LiteX already supports various softcores CPUs: LM32, Mor1kx, PicoRV32, VexRiscv and is compatible with the LiteX's Cores Ecosystem:

Name Build Status Description
LiteDRAM DRAM
LiteEth Ethernet
LitePCIe PCIe
LiteSATA SATA
LiteSDCard SD card
LiteICLink Inter-Chip communication
LiteJESD204B JESD204B
LiteVideo VGA, DVI, HDMI
LiteScope Logic analyzer

Sub-packages

litex.gen Provides specific or experimental modules to generate HDL that are not integrated in Migen.

litex.build: Provides tools to build FPGA bitstreams (interface to vendor toolchains) and to simulate HDL code or full SoCs.

litex.soc: Provides definitions/modules to build cores (bus, bank, flow), cores and tools to build a SoC from such cores.

litex.boards: Provides platforms and targets for the supported boards. All Migen's platforms can also be used in LiteX. The boards present in the LiteX repository are the official ones that are used for development/CI. More boards are available at: https://github.com/litex-hub/litex-boards

Papers, Presentations, Tutorials, Links

FPGA lessons/tutorials:

OSDA paper/slides:

Linux on LiteX-Vexriscv:

RISC-V Getting Started Guide:

LiteX vs. Vivado First Impressions:

35C3 - Snakes and Rabbits - How CCC shaped an open hardware success:

Tim has to many projects - LatchUp Edition: https://www.youtube.com/watch?v=v7WrTmexod0

Very Quick start guide (for newcomers)

TimVideos.us has done an awesome job for setting up a LiteX environment easily in the litex-buildenv repo: https://github.com/timvideos/litex-buildenv

It's recommended for newcomers to go this way. Various FPGA boards are supported and multiple examples provided! You can even run Linux on your FPGA using LiteX very easily!

Migen documentation can be found here: https://m-labs.hk/migen/manual

Quick start guide (for advanced users)

  1. Install Python 3.5+ and FPGA vendor's development tools.
  2. Install Migen/LiteX and the LiteX's cores:
$ wget https://raw.githubusercontent.com/enjoy-digital/litex/master/litex_setup.py
$ chmod +x litex_setup.py
$ ./litex_setup.py init install --user (--user to install to user directory)
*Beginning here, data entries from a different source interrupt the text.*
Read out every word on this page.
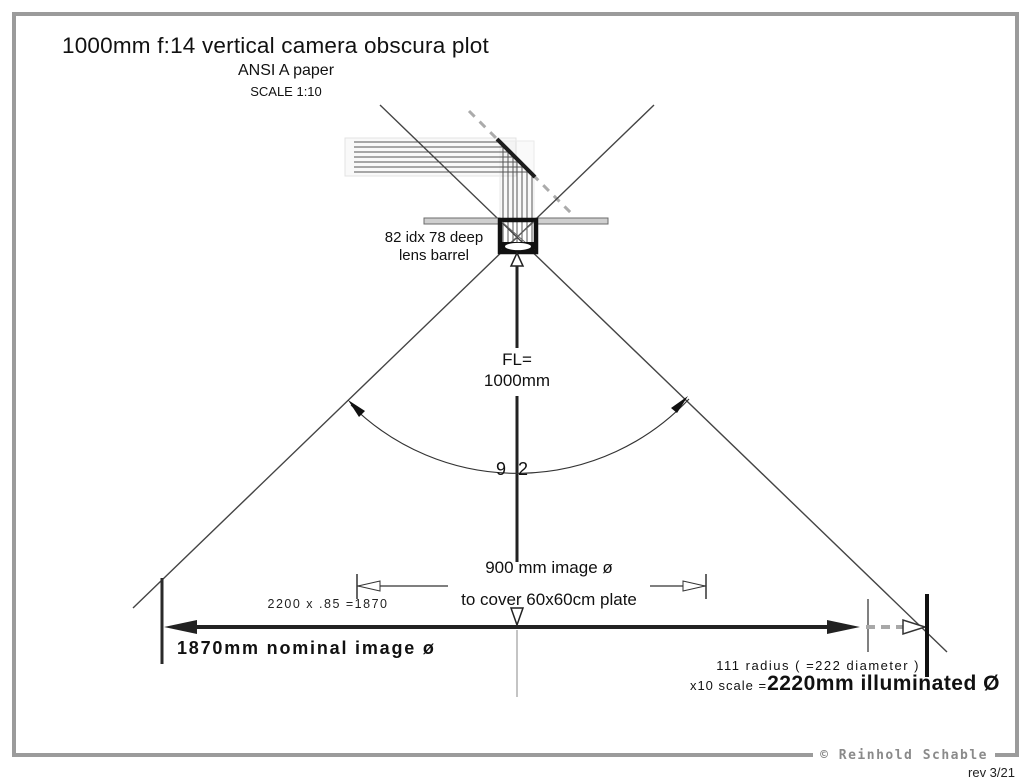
1000mm f:14 vertical camera obscura plot
ANSI A paper
SCALE 1:10
82 idx 78 deep
lens barrel
FL=
1000mm
92
900 mm image ø
to cover 60x60cm plate
2200 x .85 =1870
1870mm nominal image ø
111 radius ( =222 diameter )
x10 scale = 2220mm illuminated Ø
© Reinhold Schable
rev 3/21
Later, if you need to update all repositories:

$ ./litex_setup.py update
  1. Install a RISC-V toolchain:
$ wget https://static.dev.sifive.com/dev-tools/riscv64-unknown-elf-gcc-8.1.0-2019.01.0-x86_64-linux-ubuntu14.tar.gz
$ tar -xvf riscv64-unknown-elf-gcc-8.1.0-2019.01.0-x86_64-linux-ubuntu14.tar.gz
$ export PATH=$PATH:$PWD/riscv64-unknown-elf-gcc-8.1.0-2019.01.0-x86_64-linux-ubuntu14/bin/
  1. Build the target of your board...: Go to litex-boards/litex_boards/xxyy/targets (xxyy being community/official/partner) and execute the target you want to build

  2. ... and/or install Verilator and test LiteX on your computer: Download and install Verilator: http://www.veripool.org/ On Fedora:

$ sudo dnf install libevent-devel json-c-devel

On Ubuntu:

$ sudo apt install libevent-dev libjson-c-dev
$ litex_sim
  1. Run a terminal program on the board's serial port at 115200 8-N-1. You should get the BIOS prompt.